Six Americans were among 166 people killed in the Mumbai attacks. Though the 33-page charge-sheet does not mention ISI, it names Major Iqbal of the Pakistan Army whose affiliation to the spy agency has been detailed in U.S. and Indian case files. That ISI facilitated terrorists to cross the border to carry out strikes on Indian targets chosen by the Pakistan Army has been revealed by Guantanamo Bay detainees to U.S. interrogators, according to a fresh set of diplomatic cables released by WikiLeaks.

The revelations add to Pakistan’s embarrassment after al-Qaida chief, Osama bin Laden, was found living in a fortress-like compound surrounded by military establishments in the garrison town of Abbotabad. Those indicted in Chicago include Sajid Mir, Lashkar-e-Taiyyaba leader with ISI links, and mastermind of the Mumbai attacks whose voice was caught on tapes directing the three-day mayhem by phone from Pakistan.

Despite the unprecedented charges implicating a Pakistani Army officer, the U.S. has chosen to play it down and the prosecution documents in the Chicago court have not been made public.

However, a recent judge’s ruling in the Rana case says David Coleman Headley, a Pakistani American-turned militant, admitted to working for the ISI as well as for Lashkar-e-Taiyyaba and al-Qaida. His account has been corroborated through other testimony, communication intercepts, the contents of his computer and records of phone and e-mail contact with ISI officers. India’s investigation agency, after interrogating Headley in Chicago last year, revealed that senior ISI officers served as handlers of Lashkar militants and provided a boat, funds and technical experts for the Mumbai attack.
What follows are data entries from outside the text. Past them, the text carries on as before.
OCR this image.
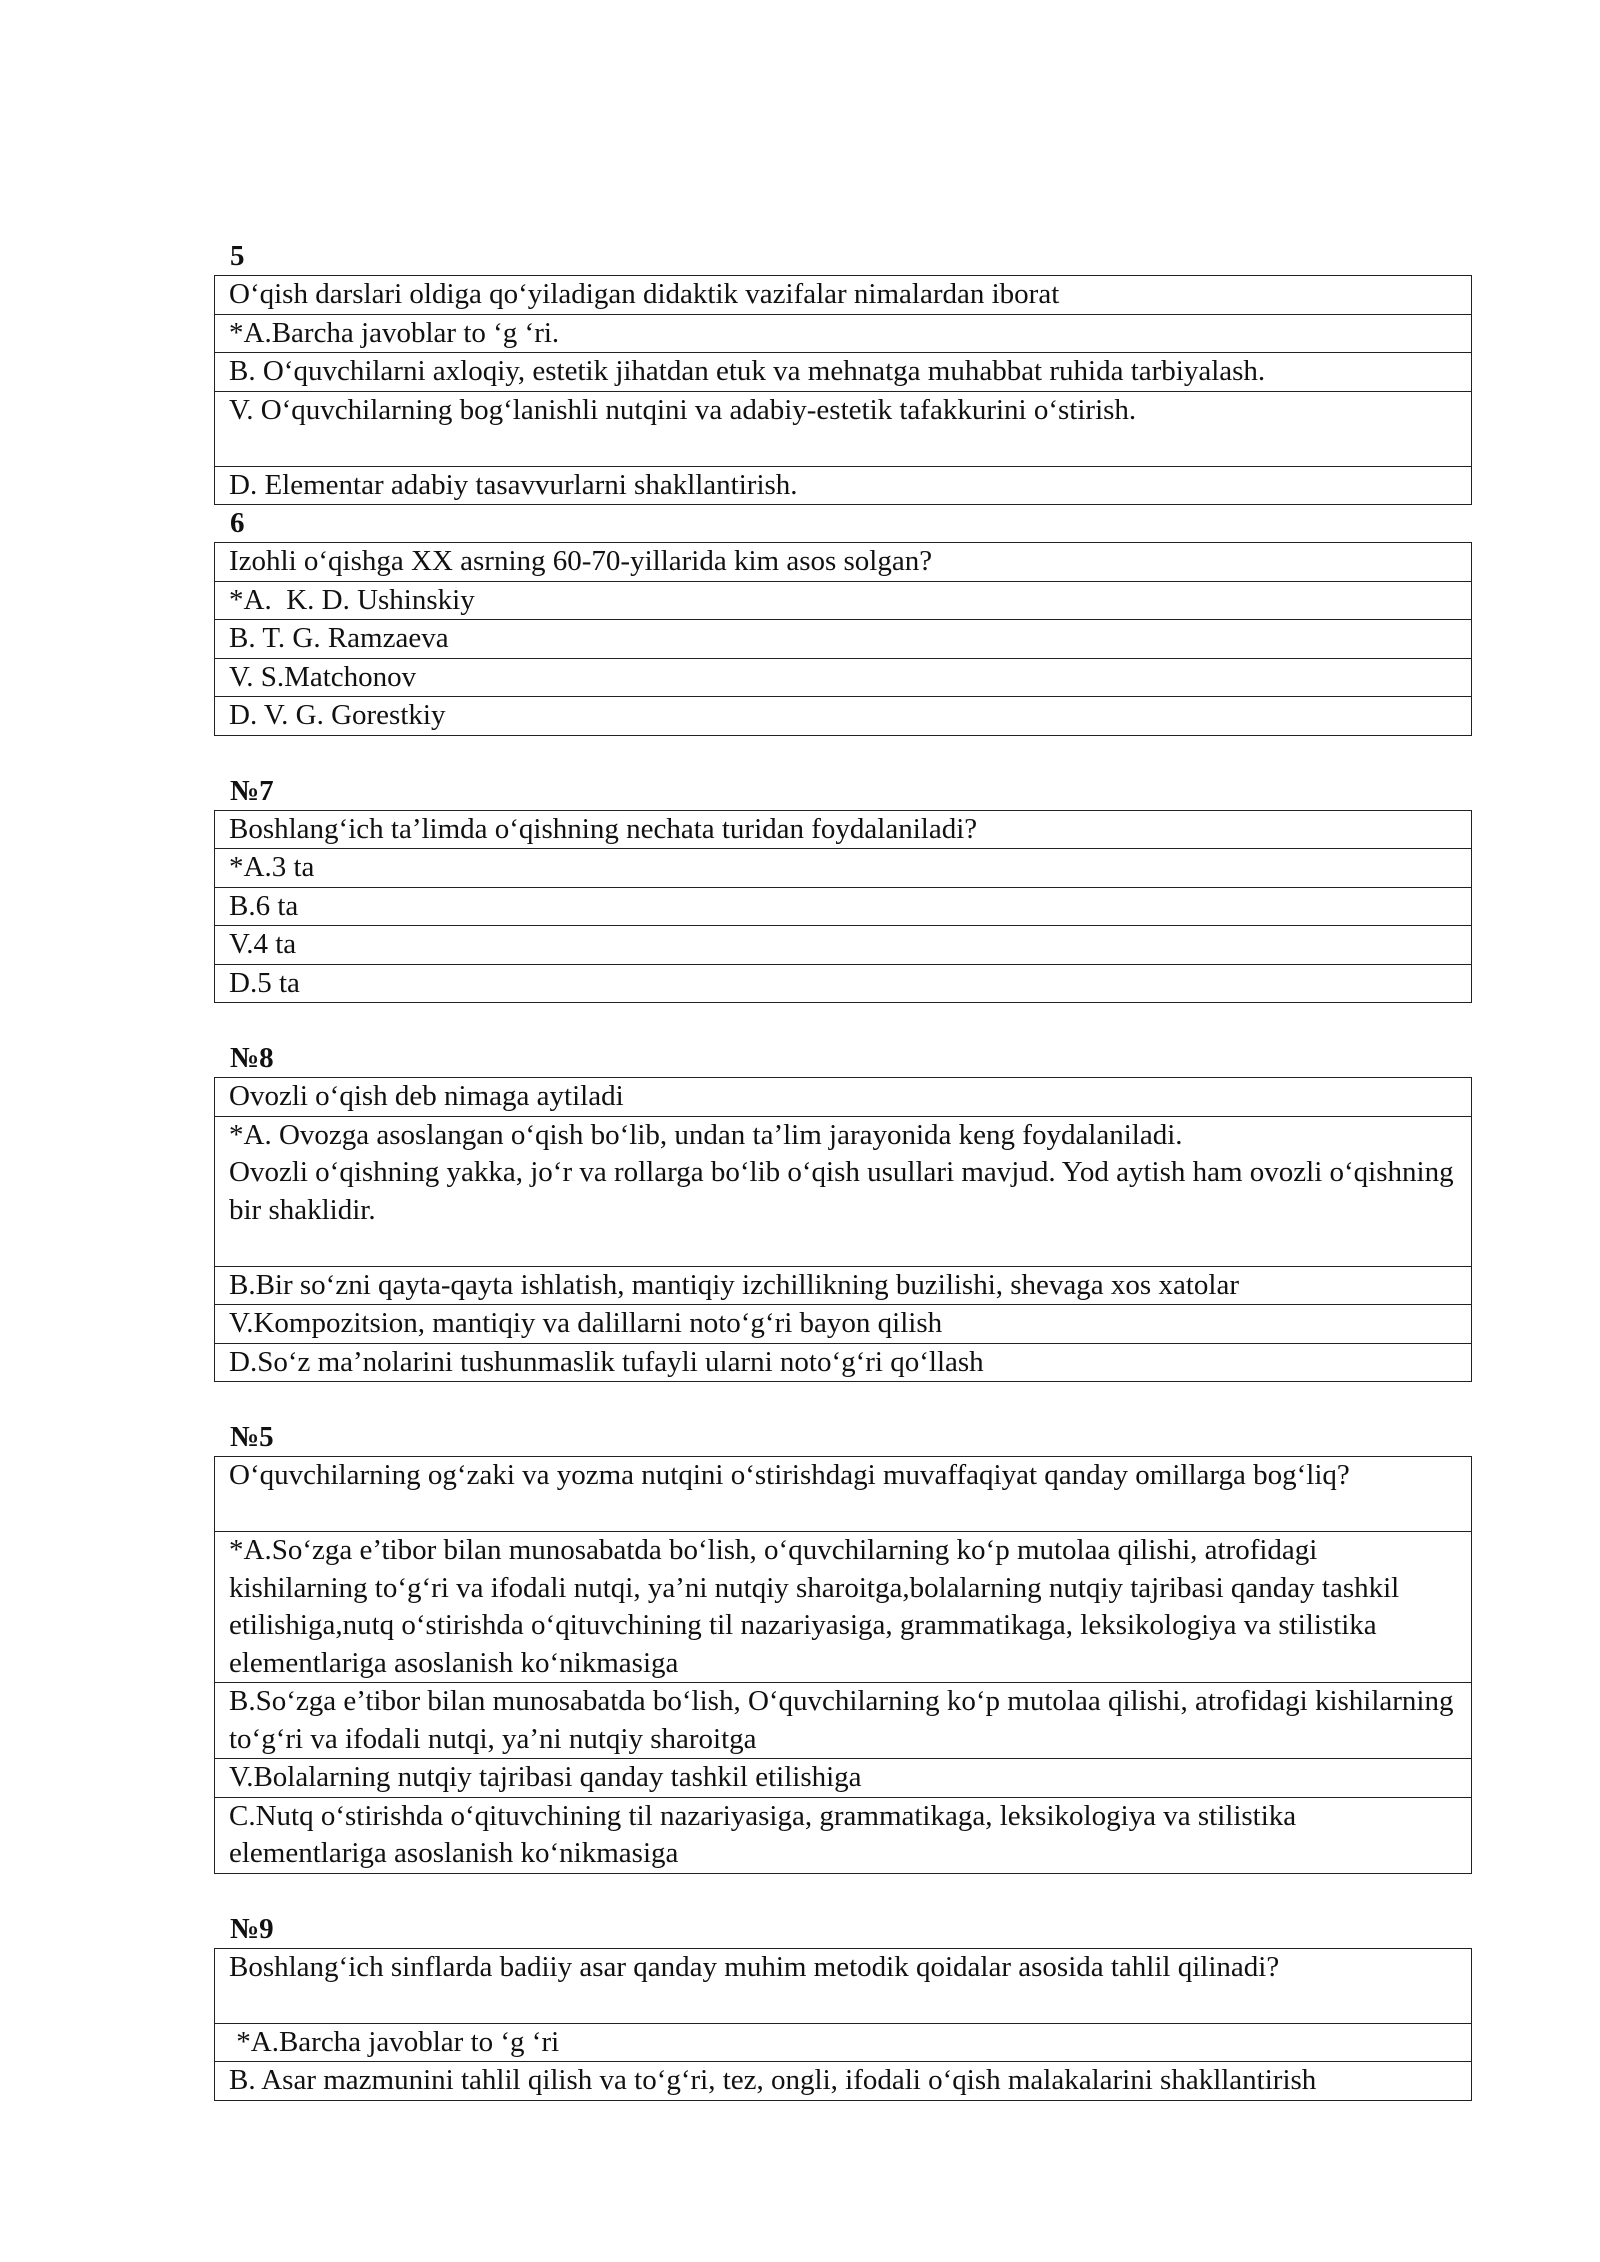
5
O‘qish darslari oldiga qo‘yiladigan didaktik vazifalar nimalardan iborat
*A.Barcha javoblar to ‘g ‘ri.
B. O‘quvchilarni axloqiy, estetik jihatdan etuk va mehnatga muhabbat ruhida tarbiyalash.
V. O‘quvchilarning bog‘lanishli nutqini va adabiy-estetik tafakkurini o‘stirish.
D. Elementar adabiy tasavvurlarni shakllantirish.
6
Izohli o‘qishga XX asrning 60-70-yillarida kim asos solgan?
*A.  K. D. Ushinskiy
B. T. G. Ramzaeva
V. S.Matchonov
D. V. G. Gorestkiy
№7
Boshlang‘ich ta’limda o‘qishning nechata turidan foydalaniladi?
*A.3 ta
B.6 ta
V.4 ta
D.5 ta
№8
Ovozli o‘qish deb nimaga aytiladi
*A. Ovozga asoslangan o‘qish bo‘lib, undan ta’lim jarayonida keng foydalaniladi.
Ovozli o‘qishning yakka, jo‘r va rollarga bo‘lib o‘qish usullari mavjud. Yod aytish ham ovozli o‘qishning bir shaklidir.
B.Bir so‘zni qayta-qayta ishlatish, mantiqiy izchillikning buzilishi, shevaga xos xatolar
V.Kompozitsion, mantiqiy va dalillarni noto‘g‘ri bayon qilish
D.So‘z ma’nolarini tushunmaslik tufayli ularni noto‘g‘ri qo‘llash
№5
O‘quvchilarning og‘zaki va yozma nutqini o‘stirishdagi muvaffaqiyat qanday omillarga bog‘liq?
*A.So‘zga e’tibor bilan munosabatda bo‘lish, o‘quvchilarning ko‘p mutolaa qilishi, atrofidagi kishilarning to‘g‘ri va ifodali nutqi, ya’ni nutqiy sharoitga,bolalarning nutqiy tajribasi qanday tashkil etilishiga,nutq o‘stirishda o‘qituvchining til nazariyasiga, grammatikaga, leksikologiya va stilistika elementlariga asoslanish ko‘nikmasiga
B.So‘zga e’tibor bilan munosabatda bo‘lish, O‘quvchilarning ko‘p mutolaa qilishi, atrofidagi kishilarning to‘g‘ri va ifodali nutqi, ya’ni nutqiy sharoitga
V.Bolalarning nutqiy tajribasi qanday tashkil etilishiga
C.Nutq o‘stirishda o‘qituvchining til nazariyasiga, grammatikaga, leksikologiya va stilistika elementlariga asoslanish ko‘nikmasiga
№9
Boshlang‘ich sinflarda badiiy asar qanday muhim metodik qoidalar asosida tahlil qilinadi?
*A.Barcha javoblar to ‘g ‘ri
B. Asar mazmunini tahlil qilish va to‘g‘ri, tez, ongli, ifodali o‘qish malakalarini shakllantirish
Headley was trained in Lashkar camps before being recruited by Major Samir Ali of the ISI who referred him to Major Iqbal in Lahore in 2006.

According to the guidelines prescribed by the U.N. Security Council committee concerning al-Qaida and the Taliban and associated individuals and entities (Resolution 1267), five conditions are necessary for any entity to be listed under the Sanctions List of Terrorist Entities.

i) Participating in the financing, planning, facilitating, preparing or perpetrating of acts or activities by, in conjunction with, under the name of, on behalf of, or in support of al-Qaida, Osama bin Laden or the Taliban, or any cell, affiliate, splinter group or derivate thereof.

ii) Supply, selling or transferring arms and related material.

iii) Recruiting for al-Qaida, bin Laden or the Taliban or any cell, affiliate etc.

iv) Otherwise supporting acts or activities of al-Qaida, bin Laden-Q, OBL, or the Taliban etc.

v) Other acts and activity associated with al-Qaida, bin Laden or the Taliban.

The direct role of the ISI and Pakistan in the Mumbai attacks of November 2008 and the July 2008 attack on the Indian Embassy in Kabul are tantamount to “perpetrating of acts” in conjunction with al-Qaida, Osama bin Laden and the Taliban. It is about time India moved the U.N. to list the ISI as a terrorist entity and initiated steps to extradite Major Iqbal to stand trial for the Mumbai massacres.